“How to read PDF content using .NET?” is one of the very common questions you normally found in almost all Microsoft forum. Since I have been answering this question with sample code most of the time in I thought I will write a short article with detailed explanation.
Here I am going to use iTextSharp.dll to read the PDF file. iTextSharp is a C# port of iText, and open source Java library for PDF generation and manipulation. You can download the DLL from sourceforge.net using this download iTextSharp link.
Now we will start the .NET coding part to use the iTextSharp.

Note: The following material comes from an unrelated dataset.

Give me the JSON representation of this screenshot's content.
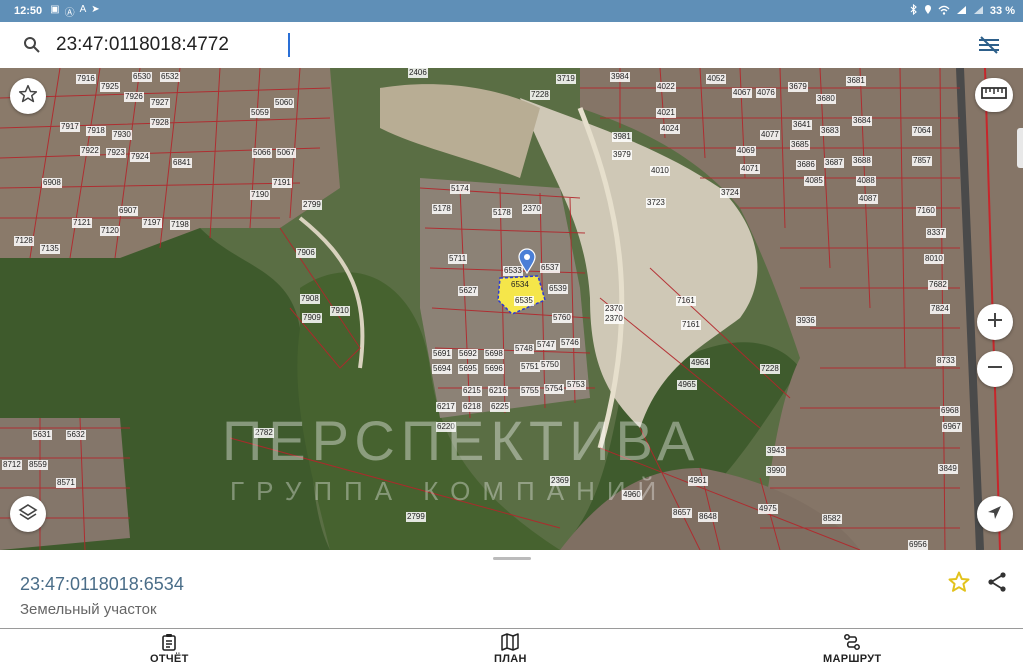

As this is a sample programe I am going to add only 3 controls. One FileUpload Control to locate/browse the PDF file, one button to show the content in a label and finally a label display the PDF content.
First we will see the PDF file and it’s content we are going to read.
No we will design our .ASPX page, as I mentioned above we have only three controls.
<%@ Page Language="C#" AutoEventWireup="true" CodeBehind="WebForm1.aspx.cs" Inherits="Sample_2012_Web_App.WebForm1" %>
<!DOCTYPE html><html xmlns="http://www.w3.org/1999/xhtml"><head runat="server"><title></title></head><body><form id="form1" runat="server"><div></div><asp:Label ID="Label1" runat="server" Text="Please select the PDF File"></asp:Label> <asp:FileUpload ID="PDFFileUpload" runat="server" /><br /><br /><asp:Button ID="btnShowContent" runat="server" OnClick="btnShowContent_Click" Text="Show PDF Content" /><br /><br /><asp:Label ID="lblPdfContent" runat="server"></asp:Label></form></body></html>
Below image shows you the interface we have created,
Now we will see the C# code to read the PDF content. Before start writing the code we need to add reference to the iTextSharp.dll. So from your solution explorer right click on the Reference and click on Browse button to locate the DLL file you have stored from the downloaded source code.
Once you add the reference we have to add the namespaces like below,
using iTextSharp.text.pdf;
using iTextSharp.text.pdf.parser;
Now we will see the complete source code.
using System;
using System.Collections.Generic;
using System.Linq;
using System.Web;
using System.Web.UI;
using System.Web.UI.WebControls;
using iTextSharp.text.pdf;
using iTextSharp.text.pdf.parser;
using System.Text;
namespace Sample_2012_Web_App
{public partial class WebForm1 : System.Web.UI.Page{protected void Page_Load(object sender, EventArgs e){}protected void btnShowContent_Click(object sender, EventArgs e){if (PDFFileUpload.HasFile)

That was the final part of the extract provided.